El rostro de Crella se encendió.

—A mí nadie me deja.

—¿Verdad que eso despertó celos e ira en vos?

—¡No los suficientes para matarla! No seáis ridícula. A menudo intercambiábamos amantes. Éramos amigas íntimas además de primas, no lo olvidéis.

—¿Y creéis que aún mantenía su relación con Cian y no con Guss?

—Con Guss no, pero creo que tuvo una discusión con Cian antes de partir de Moville.

—¿Qué os hace estar tan segura de que no tenía nada con Guss? Sobre todo por la consabida postura libertina de Muirgel ante la vida.

—Porque me lo habría contado —insistía en afirmar Crella—. Guss era la última persona con quien habría tenido amores. Era un hombre demasiado serio. A mí me parece evidente que, cuando Guss se enamoró perdidamente de Muirgel y ella lo rechazó, planeó su muerte y luego la mató.

—¿Y cómo explicáis que Muirgel se escondiera en el barco durante un par de días con la intención de hacer creer a los demás que había caído por la borda?

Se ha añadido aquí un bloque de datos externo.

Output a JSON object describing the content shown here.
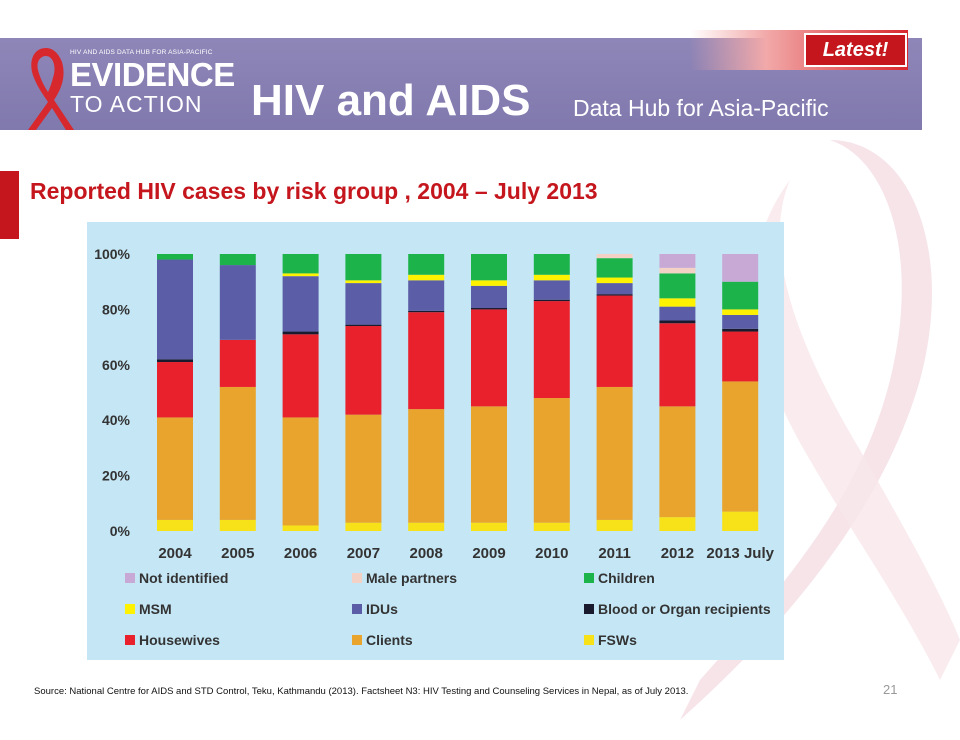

—Tal vez lo hizo para huir de las atenciones de Guss.

—Entonces, ¿por qué no os hizo partícipe de su secreto? Disculpad, Crella, pero los hechos apuntan a que Guss era, de hecho, su amante. Pero hay otra cuestión: ¿cómo explicáis lo de sor Canair?

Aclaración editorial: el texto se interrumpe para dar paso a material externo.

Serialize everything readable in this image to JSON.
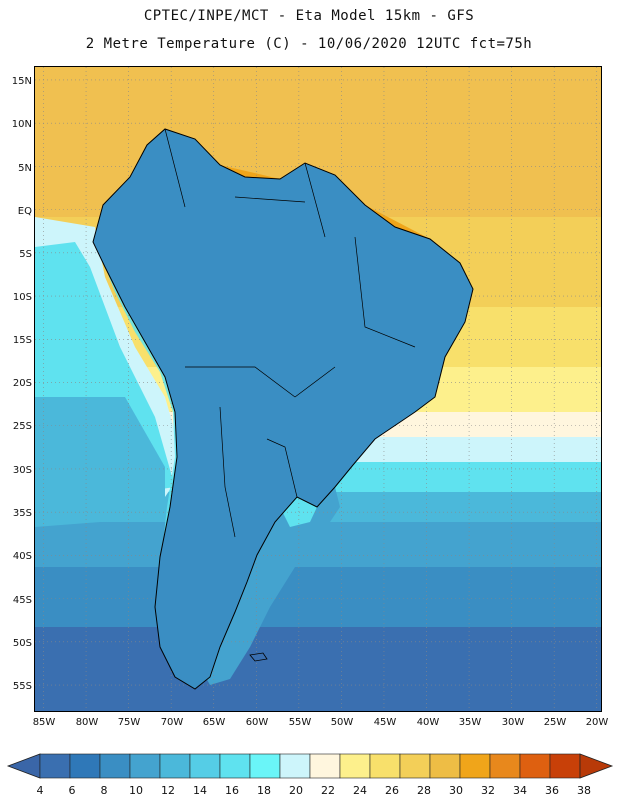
{
  "header": {
    "line1": "CPTEC/INPE/MCT -  Eta Model 15km - GFS",
    "line2": "2 Metre Temperature (C) - 10/06/2020 12UTC fct=75h"
  },
  "map": {
    "lat_labels": [
      "15N",
      "10N",
      "5N",
      "EQ",
      "5S",
      "10S",
      "15S",
      "20S",
      "25S",
      "30S",
      "35S",
      "40S",
      "45S",
      "50S",
      "55S"
    ],
    "lon_labels": [
      "85W",
      "80W",
      "75W",
      "70W",
      "65W",
      "60W",
      "55W",
      "50W",
      "45W",
      "40W",
      "35W",
      "30W",
      "25W",
      "20W"
    ],
    "lat_range": [
      -58,
      16.5
    ],
    "lon_range": [
      -86,
      -19.5
    ]
  },
  "colorbar": {
    "labels": [
      "4",
      "6",
      "8",
      "10",
      "12",
      "14",
      "16",
      "18",
      "20",
      "22",
      "24",
      "26",
      "28",
      "30",
      "32",
      "34",
      "36",
      "38"
    ],
    "colors": [
      "#3a6fb0",
      "#2f78b8",
      "#3a8ec3",
      "#44a3cf",
      "#4bb8da",
      "#55cde6",
      "#5fe2ef",
      "#6af5f8",
      "#cdf5fb",
      "#fff6de",
      "#fdf08c",
      "#f8e06b",
      "#f3cf58",
      "#eebd45",
      "#f0a51a",
      "#e8881c",
      "#de6010",
      "#c84008"
    ],
    "low_arrow_color": "#3a66a8",
    "high_arrow_color": "#b83a08"
  }
}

Fidelma miró fijamente a los ojos de Crella para observar su reacción.

Un atisbo de perplejidad asomó a su rostro.

—¿Sor Canair? ¿Qué sucede con ella?

—¿Afirmáis que Guss también la mató?

La perplejidad de su gesto se agravó y no era fingida.

—¿Qué os hace pensar que hayan matado a sor Canair? Si ni siquiera conocíais nuestro grupo hasta después de zarpar, ¿por qué ibais a saber algo de sor Canair?

Fidelma se la quedó mirando y le dirigió una sonrisa.

—Por nada —dijo quitándole importancia—. Por nada en absoluto.

Dio media vuelta y salió del camarote con el cuchillo en la mano.

O bien sor Crella decía la verdad o… Fidelma movió la cabeza. Era el caso más frustrante con que se había encontrado. Si sor Crella decía la verdad, Guss era un embustero excepcional. Si el hermano Guss había dicho la verdad, Crella debía de estar mintiendo. ¿Quién había dicho la verdad? ¿Quién mentía? Le habían enseñado que la verdad era poderosa y prevalecería. Pero era incapaz de atisbarla siquiera en aquel asunto.

No serviría de nada relatar a Crella la historia que le había contado Guss, porque sencillamente la negaría si ella era culpable, y sin más pruebas, no conduciría a ninguna parte. Fidelma tenía la impresión de haber ido a parar a un callejón sin salida.